Foufoune Palace Bonjour - 2025

Photographie à la une : Fifou

Quand Doc Gyneco demandait qu’on le « classe dans la variét » il y a presque 30 ans, sa posture provocatrice reflétait également une forme de non-dit propre au milieu. Du fait des contingences matérielles et de la toute puissance des maisons de disques, le jeune hip-hop français doit passer par les acteurs de la  « variété » et de la chanson, qu’ils soient ingénieurs du son, patrons de label, attachés de presse et consort. L’industrie du rap n’existe pas encore, et ce cousinage «forcé», s’il n’est pas forcément vécu comme une honte par les acteurs du rap, n’est pas vraiment revendiqué par les artistes qui y ont recours. Aujourd’hui, le rapport de force a changé, et la pop française ne se gêne pas pour puiser dans le vivier rap pour se redonner quelques couleurs. Les rappeurs brouillent quant à eux sans complexes les pistes musicales, par des interpolations de standards de la chanson francophone, ou par des hommages à des vedettes populaires comme Aznavour, Cabrel ou Joe Dassin. Souvent liés à l’enfance et/ou à un passé fantasmé, ces révérences qu’on croit sincères n’influencent qu’à la marge la musicalité des rappeurs, souvent le temps d’un morceau par album, hélas souvent pétri de clichés. Tuerie, rappeur de Boulogne connu notamment pour son éclectisme musical fait le chemin inverse sur son premier album Les Amants Terribles, et déploie son identité artistique singulière pour naviguer harmonieusement entre les genres et les couleurs musicales, loin des chapelles et des figures imposées.
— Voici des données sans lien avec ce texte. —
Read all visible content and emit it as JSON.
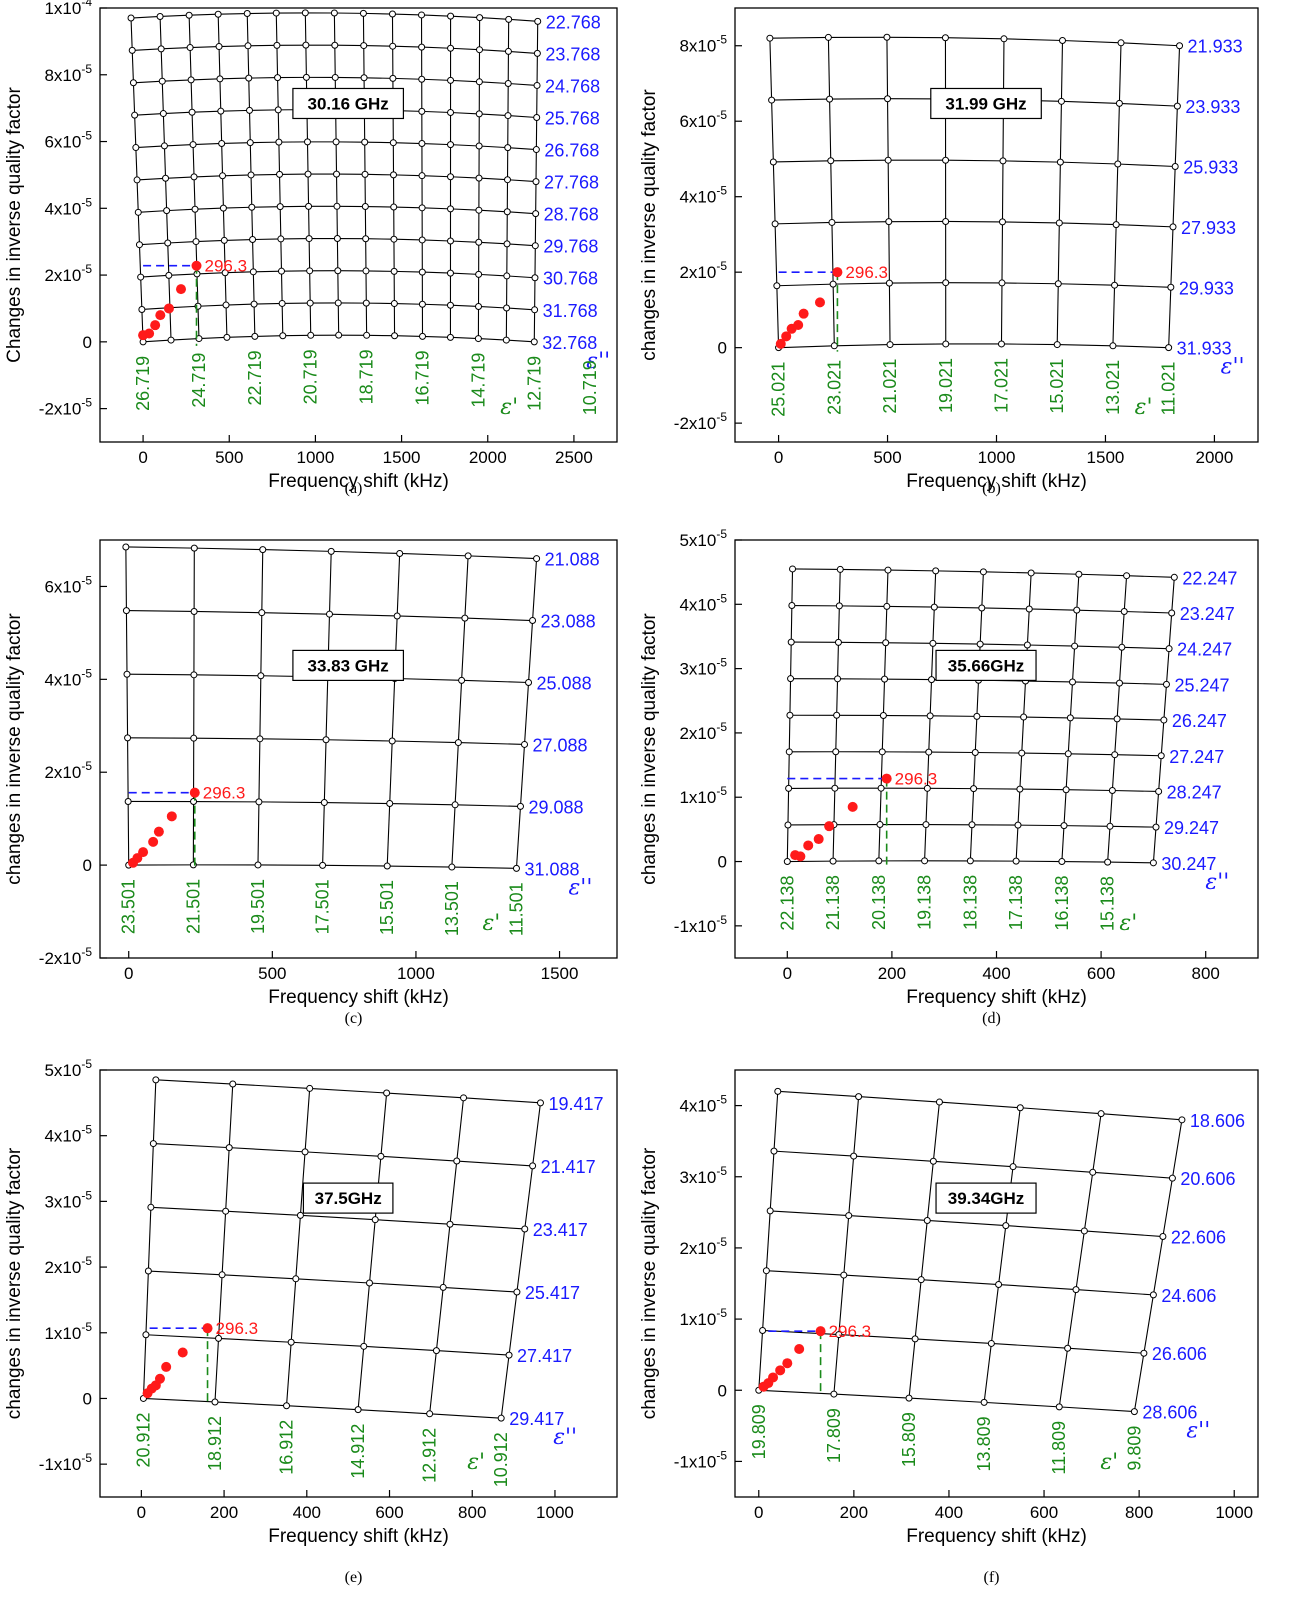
{
  "colors": {
    "grid": "#000000",
    "eps2": "#1a1aff",
    "eps1": "#1a8a1a",
    "measured": "#ff1a1a",
    "blue_dash": "#1a1aff",
    "green_dash": "#1a8a1a"
  },
  "chart_data": [
    {
      "id": "a",
      "caption": "(a)",
      "type": "scatter",
      "frequency": "30.16 GHz",
      "xlabel": "Frequency shift (kHz)",
      "ylabel": "Changes in inverse quality factor",
      "xlim": [
        -250,
        2750
      ],
      "ylim": [
        -3e-05,
        0.0001
      ],
      "xticks": [
        0,
        500,
        1000,
        1500,
        2000,
        2500
      ],
      "xtick_labels": [
        "0",
        "500",
        "1000",
        "1500",
        "2000",
        "2500"
      ],
      "yticks": [
        -2e-05,
        0,
        2e-05,
        4e-05,
        6e-05,
        8e-05,
        0.0001
      ],
      "ytick_labels": [
        [
          "-2x10",
          "-5"
        ],
        [
          "0",
          ""
        ],
        [
          "2x10",
          "-5"
        ],
        [
          "4x10",
          "-5"
        ],
        [
          "6x10",
          "-5"
        ],
        [
          "8x10",
          "-5"
        ],
        [
          "1x10",
          "-4"
        ]
      ],
      "grid_bl": [
        0,
        0
      ],
      "grid_br": [
        2270,
        0
      ],
      "grid_tl": [
        -70,
        9.7e-05
      ],
      "grid_tr": [
        2290,
        9.6e-05
      ],
      "grid_bow": 2e-06,
      "n_cols": 15,
      "n_rows": 11,
      "eps2_labels": [
        "22.768",
        "23.768",
        "24.768",
        "25.768",
        "26.768",
        "27.768",
        "28.768",
        "29.768",
        "30.768",
        "31.768",
        "32.768"
      ],
      "eps1_labels": [
        "26.719",
        "24.719",
        "22.719",
        "20.719",
        "18.719",
        "16.719",
        "14.719",
        "12.719",
        "10.719"
      ],
      "eps1_stride": 2,
      "eps2_symbol": "ε''",
      "eps1_symbol": "ε'",
      "measured": {
        "x": [
          0,
          35,
          70,
          100,
          150,
          220,
          310
        ],
        "y": [
          2e-06,
          2.5e-06,
          5e-06,
          8e-06,
          1e-05,
          1.58e-05,
          2.28e-05
        ]
      },
      "marker_label": "296.3",
      "marker_x": 310,
      "marker_y": 2.28e-05,
      "dash_x0": 0
    },
    {
      "id": "b",
      "caption": "(b)",
      "type": "scatter",
      "frequency": "31.99 GHz",
      "xlabel": "Frequency shift (kHz)",
      "ylabel": "changes in inverse quality factor",
      "xlim": [
        -200,
        2200
      ],
      "ylim": [
        -2.5e-05,
        9e-05
      ],
      "xticks": [
        0,
        500,
        1000,
        1500,
        2000
      ],
      "xtick_labels": [
        "0",
        "500",
        "1000",
        "1500",
        "2000"
      ],
      "yticks": [
        -2e-05,
        0,
        2e-05,
        4e-05,
        6e-05,
        8e-05
      ],
      "ytick_labels": [
        [
          "-2x10",
          "-5"
        ],
        [
          "0",
          ""
        ],
        [
          "2x10",
          "-5"
        ],
        [
          "4x10",
          "-5"
        ],
        [
          "6x10",
          "-5"
        ],
        [
          "8x10",
          "-5"
        ]
      ],
      "grid_bl": [
        0,
        0
      ],
      "grid_br": [
        1790,
        0
      ],
      "grid_tl": [
        -40,
        8.2e-05
      ],
      "grid_tr": [
        1840,
        8e-05
      ],
      "grid_bow": 1e-06,
      "n_cols": 8,
      "n_rows": 6,
      "eps2_labels": [
        "21.933",
        "23.933",
        "25.933",
        "27.933",
        "29.933",
        "31.933"
      ],
      "eps1_labels": [
        "25.021",
        "23.021",
        "21.021",
        "19.021",
        "17.021",
        "15.021",
        "13.021",
        "11.021"
      ],
      "eps1_stride": 1,
      "eps2_symbol": "ε''",
      "eps1_symbol": "ε'",
      "measured": {
        "x": [
          10,
          35,
          60,
          90,
          115,
          190,
          270
        ],
        "y": [
          1e-06,
          3e-06,
          5e-06,
          6e-06,
          9e-06,
          1.2e-05,
          2e-05
        ]
      },
      "marker_label": "296.3",
      "marker_x": 270,
      "marker_y": 2e-05,
      "dash_x0": 0
    },
    {
      "id": "c",
      "caption": "(c)",
      "type": "scatter",
      "frequency": "33.83 GHz",
      "xlabel": "Frequency shift (kHz)",
      "ylabel": "changes in inverse quality factor",
      "xlim": [
        -100,
        1700
      ],
      "ylim": [
        -2e-05,
        7e-05
      ],
      "xticks": [
        0,
        500,
        1000,
        1500
      ],
      "xtick_labels": [
        "0",
        "500",
        "1000",
        "1500"
      ],
      "yticks": [
        -2e-05,
        0,
        2e-05,
        4e-05,
        6e-05
      ],
      "ytick_labels": [
        [
          "-2x10",
          "-5"
        ],
        [
          "0",
          ""
        ],
        [
          "2x10",
          "-5"
        ],
        [
          "4x10",
          "-5"
        ],
        [
          "6x10",
          "-5"
        ]
      ],
      "grid_bl": [
        0,
        0
      ],
      "grid_br": [
        1350,
        -7e-07
      ],
      "grid_tl": [
        -10,
        6.85e-05
      ],
      "grid_tr": [
        1420,
        6.6e-05
      ],
      "grid_bow": 3e-07,
      "n_cols": 7,
      "n_rows": 6,
      "eps2_labels": [
        "21.088",
        "23.088",
        "25.088",
        "27.088",
        "29.088",
        "31.088"
      ],
      "eps1_labels": [
        "23.501",
        "21.501",
        "19.501",
        "17.501",
        "15.501",
        "13.501",
        "11.501"
      ],
      "eps1_stride": 1,
      "eps2_symbol": "ε''",
      "eps1_symbol": "ε'",
      "measured": {
        "x": [
          15,
          30,
          50,
          85,
          105,
          150,
          230
        ],
        "y": [
          5e-07,
          1.5e-06,
          2.8e-06,
          5e-06,
          7.2e-06,
          1.05e-05,
          1.56e-05
        ]
      },
      "marker_label": "296.3",
      "marker_x": 230,
      "marker_y": 1.56e-05,
      "dash_x0": 0
    },
    {
      "id": "d",
      "caption": "(d)",
      "type": "scatter",
      "frequency": "35.66GHz",
      "xlabel": "Frequency shift (kHz)",
      "ylabel": "changes in inverse quality factor",
      "xlim": [
        -100,
        900
      ],
      "ylim": [
        -1.5e-05,
        5e-05
      ],
      "xticks": [
        0,
        200,
        400,
        600,
        800
      ],
      "xtick_labels": [
        "0",
        "200",
        "400",
        "600",
        "800"
      ],
      "yticks": [
        -1e-05,
        0,
        1e-05,
        2e-05,
        3e-05,
        4e-05,
        5e-05
      ],
      "ytick_labels": [
        [
          "-1x10",
          "-5"
        ],
        [
          "0",
          ""
        ],
        [
          "1x10",
          "-5"
        ],
        [
          "2x10",
          "-5"
        ],
        [
          "3x10",
          "-5"
        ],
        [
          "4x10",
          "-5"
        ],
        [
          "5x10",
          "-5"
        ]
      ],
      "grid_bl": [
        0,
        0
      ],
      "grid_br": [
        700,
        -2e-07
      ],
      "grid_tl": [
        10,
        4.55e-05
      ],
      "grid_tr": [
        740,
        4.42e-05
      ],
      "grid_bow": 2e-07,
      "n_cols": 9,
      "n_rows": 9,
      "eps2_labels": [
        "22.247",
        "23.247",
        "24.247",
        "25.247",
        "26.247",
        "27.247",
        "28.247",
        "29.247",
        "30.247"
      ],
      "eps1_labels": [
        "22.138",
        "21.138",
        "20.138",
        "19.138",
        "18.138",
        "17.138",
        "16.138",
        "15.138"
      ],
      "eps1_stride": 1,
      "eps2_symbol": "ε''",
      "eps1_symbol": "ε'",
      "measured": {
        "x": [
          15,
          25,
          40,
          60,
          80,
          125,
          190
        ],
        "y": [
          1e-06,
          8e-07,
          2.5e-06,
          3.5e-06,
          5.5e-06,
          8.5e-06,
          1.29e-05
        ]
      },
      "marker_label": "296.3",
      "marker_x": 190,
      "marker_y": 1.29e-05,
      "dash_x0": 0
    },
    {
      "id": "e",
      "caption": "(e)",
      "type": "scatter",
      "frequency": "37.5GHz",
      "xlabel": "Frequency shift (kHz)",
      "ylabel": "changes in inverse quality factor",
      "xlim": [
        -100,
        1150
      ],
      "ylim": [
        -1.5e-05,
        5e-05
      ],
      "xticks": [
        0,
        200,
        400,
        600,
        800,
        1000
      ],
      "xtick_labels": [
        "0",
        "200",
        "400",
        "600",
        "800",
        "1000"
      ],
      "yticks": [
        -1e-05,
        0,
        1e-05,
        2e-05,
        3e-05,
        4e-05,
        5e-05
      ],
      "ytick_labels": [
        [
          "-1x10",
          "-5"
        ],
        [
          "0",
          ""
        ],
        [
          "1x10",
          "-5"
        ],
        [
          "2x10",
          "-5"
        ],
        [
          "3x10",
          "-5"
        ],
        [
          "4x10",
          "-5"
        ],
        [
          "5x10",
          "-5"
        ]
      ],
      "grid_bl": [
        5,
        0
      ],
      "grid_br": [
        870,
        -3e-06
      ],
      "grid_tl": [
        35,
        4.85e-05
      ],
      "grid_tr": [
        965,
        4.5e-05
      ],
      "grid_bow": 1e-07,
      "n_cols": 6,
      "n_rows": 6,
      "eps2_labels": [
        "19.417",
        "21.417",
        "23.417",
        "25.417",
        "27.417",
        "29.417"
      ],
      "eps1_labels": [
        "20.912",
        "18.912",
        "16.912",
        "14.912",
        "12.912",
        "10.912"
      ],
      "eps1_stride": 1,
      "eps2_symbol": "ε''",
      "eps1_symbol": "ε'",
      "measured": {
        "x": [
          15,
          25,
          35,
          45,
          60,
          100,
          160
        ],
        "y": [
          8e-07,
          1.5e-06,
          2e-06,
          3e-06,
          4.8e-06,
          7e-06,
          1.07e-05
        ]
      },
      "marker_label": "296.3",
      "marker_x": 160,
      "marker_y": 1.07e-05,
      "dash_x0": 20
    },
    {
      "id": "f",
      "caption": "(f)",
      "type": "scatter",
      "frequency": "39.34GHz",
      "xlabel": "Frequency shift (kHz)",
      "ylabel": "changes in inverse quality factor",
      "xlim": [
        -50,
        1050
      ],
      "ylim": [
        -1.5e-05,
        4.5e-05
      ],
      "xticks": [
        0,
        200,
        400,
        600,
        800,
        1000
      ],
      "xtick_labels": [
        "0",
        "200",
        "400",
        "600",
        "800",
        "1000"
      ],
      "yticks": [
        -1e-05,
        0,
        1e-05,
        2e-05,
        3e-05,
        4e-05
      ],
      "ytick_labels": [
        [
          "-1x10",
          "-5"
        ],
        [
          "0",
          ""
        ],
        [
          "1x10",
          "-5"
        ],
        [
          "2x10",
          "-5"
        ],
        [
          "3x10",
          "-5"
        ],
        [
          "4x10",
          "-5"
        ]
      ],
      "grid_bl": [
        0,
        0
      ],
      "grid_br": [
        790,
        -3e-06
      ],
      "grid_tl": [
        40,
        4.2e-05
      ],
      "grid_tr": [
        890,
        3.8e-05
      ],
      "grid_bow": 1e-07,
      "n_cols": 6,
      "n_rows": 6,
      "eps2_labels": [
        "18.606",
        "20.606",
        "22.606",
        "24.606",
        "26.606",
        "28.606"
      ],
      "eps1_labels": [
        "19.809",
        "17.809",
        "15.809",
        "13.809",
        "11.809",
        "9.809"
      ],
      "eps1_stride": 1,
      "eps2_symbol": "ε''",
      "eps1_symbol": "ε'",
      "measured": {
        "x": [
          10,
          20,
          30,
          45,
          60,
          85,
          130
        ],
        "y": [
          5e-07,
          1e-06,
          1.8e-06,
          2.8e-06,
          3.8e-06,
          5.8e-06,
          8.3e-06
        ]
      },
      "marker_label": "296.3",
      "marker_x": 130,
      "marker_y": 8.3e-06,
      "dash_x0": 20
    }
  ]
}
Le morceau-titre qui ouvre le disque s’ouvre sur une guitare blues qui introduit un choeur gospel exalté, raccord à l’univers musical que le rappeur a développé sur scène et sur ses précédents EPs. « Sorcière », donne le ton de ce que sera l’album en oscillant entre un R’n’B de cabaret new-yorkais et des arrangements de piano que ne renierait pas le chanteur et compositeur Alex Beaupain. Ainsi « Les Amants Terribles » du titre de l’album pourraient représenter les deux héritages musicaux qui l’habitent : celui de la musique noire-américaine dans sa diversité, et celui de la chanson française expérimentale, celle qui n’hésite pas à aller voir ailleurs si elle y est. Sur « FLOP » ou « Pièce maîtresse », l’interprétation expressioniste de Tuerie évoque la folie toute en maitrise de Katerine. Si l’on pense davantage au Doc sur « Sauve-Moi », c’est sur une production 5 étoiles plus proche d’une BO de Michel Legrand que du top 100 Apple Music. Généreux et inspiré, le rappeur de Boulogne fait un petit pas de côté avec « Lundi », seul morceau frontalement lumineux du disque. Et réussit à émuler en français les harmonies r’n’b maximalistes du T-Pain de la grande époque, prouvant une nouvelle fois qu’il est l’un des mélodistes les plus habiles du rap français. « BOULBI STATE OF MIND » fait office de rappel quant à sa qualité de rappeur, tout en s’appuyant là-aussi sur des cuivres luxueux. Sur « Troll », sa voix de faussée très légèrement accidentée suivie d’un spoken word et d’arrangements frôlant le psychédélisme, donnent au titre des airs de morceau perdu de La Reproduction, album culte du chanteur Arnaud Fleurent-Didier. Enfin c’est à un autre Arno, celui d’Ostende, auquel on pense sur le refrain à fleur de peau de « THE BORING SONG ». En dépit de cette diversité d’influences possibles ou imaginaires, jamais Tuerie ne semble imiter l’un ou l’autre modèle. Si il s’inscrit dans l’héritage mélodique de ces grands noms de la chanson en langue française, c’est avant tout grâce à sa capacité à tirer le maximum de productions très diverses.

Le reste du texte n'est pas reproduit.